„3, 2, 1 – meins“, sagt sich das Finanzamt

In der heutigen schnelllebigen und sich wandelnden Welt sind neue Produkte gefühlt übermorgen schon wieder überholt. Da sieht man doch gleich mal zu, dass man die „alten“ noch schnell und möglichst gewinnbringend verkauft. Insbesondere mit Hilfe des Smartphones ist dies unkompliziert und einfach zwischendurch gemacht: Zwei Fotos, ein kurzer Text und schon ist das Verkaufsobjekt bei eBay online.

Grundsätzlich stellt der bloße Erwerb und Verkauf einzelner Gegenstände keine unternehmerische Tätigkeit dar. Wer also gelegentlich Gegenstände aus dem Privatbesitz verkauft, ist auf der sicheren Seite. Erst wenn eine gewisse Dauerhaftigkeit vorliegt und weitere Kriterien erfüllt sind, kann eine gewerbliche Tätigkeit angenommen werden.

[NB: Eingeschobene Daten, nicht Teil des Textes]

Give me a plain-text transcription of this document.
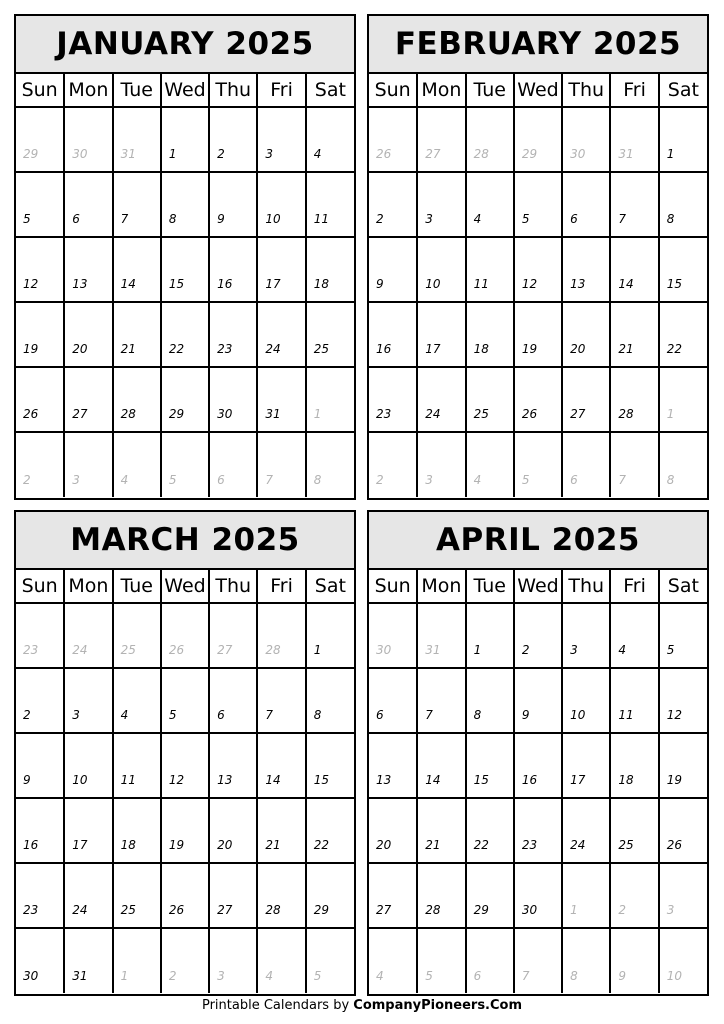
JANUARY 2025
Sun	Mon	Tue	Wed	Thu	Fri	Sat
29	30	31	1	2	3	4
5	6	7	8	9	10	11
12	13	14	15	16	17	18
19	20	21	22	23	24	25
26	27	28	29	30	31	1
2	3	4	5	6	7	8
FEBRUARY 2025
Sun	Mon	Tue	Wed	Thu	Fri	Sat
26	27	28	29	30	31	1
2	3	4	5	6	7	8
9	10	11	12	13	14	15
16	17	18	19	20	21	22
23	24	25	26	27	28	1
2	3	4	5	6	7	8
MARCH 2025
Sun	Mon	Tue	Wed	Thu	Fri	Sat
23	24	25	26	27	28	1
2	3	4	5	6	7	8
9	10	11	12	13	14	15
16	17	18	19	20	21	22
23	24	25	26	27	28	29
30	31	1	2	3	4	5
APRIL 2025
Sun	Mon	Tue	Wed	Thu	Fri	Sat
30	31	1	2	3	4	5
6	7	8	9	10	11	12
13	14	15	16	17	18	19
20	21	22	23	24	25	26
27	28	29	30	1	2	3
4	5	6	7	8	9	10
Printable Calendars by CompanyPioneers.Com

Merkmale hierfür sind zum Beispiel:

  • die Intensität der Tätigkeit (Werden regelmäßig große Mengen oder mehrere Artikel pro Tag verkauft?)
  • die Entgelthöhe (Werden Gewinne erzielt, von denen man seinen Lebensunterhalt bestreiten könnte?)
  • die Vielfalt des Warenangebots (Werden Waren verkauft, die vorher nicht für den eigenen Gebrauch erworben wurden?)
  • die Planmäßigkeit und Wiederholung (Werden Verkäufe über eine längere Dauer getätigt?)
  • die aktive Vermarktung über einzelne Schritte (Werden Verkäufe professionell vermarktet?)

Je mehr dieser Kriterien zutreffen, desto wahrscheinlicher ist das Vorliegen einer gewerblichen Tätigkeit. Wird man als gewerblicher Verkäufer klassifiziert, unterliegen die Umsätze der Umsatzsteuer (USt). Das heißt, bei jedem Verkauf muss der Kunde eine Rechnung erhalten, die diese explizit ausweist. Die USt muss an das Finanzamt abgeführt und am Jahresende eine USt-Erklärung erstellt werden. Die Mehrzahl der gewerblichen eBay-Verkäufer wird dabei jedoch unter die Kleinunternehmerregelung fallen, d.h., solange die Umsätze jährlich unter € 17.500,00 liegen, fällt keine Besteuerung an.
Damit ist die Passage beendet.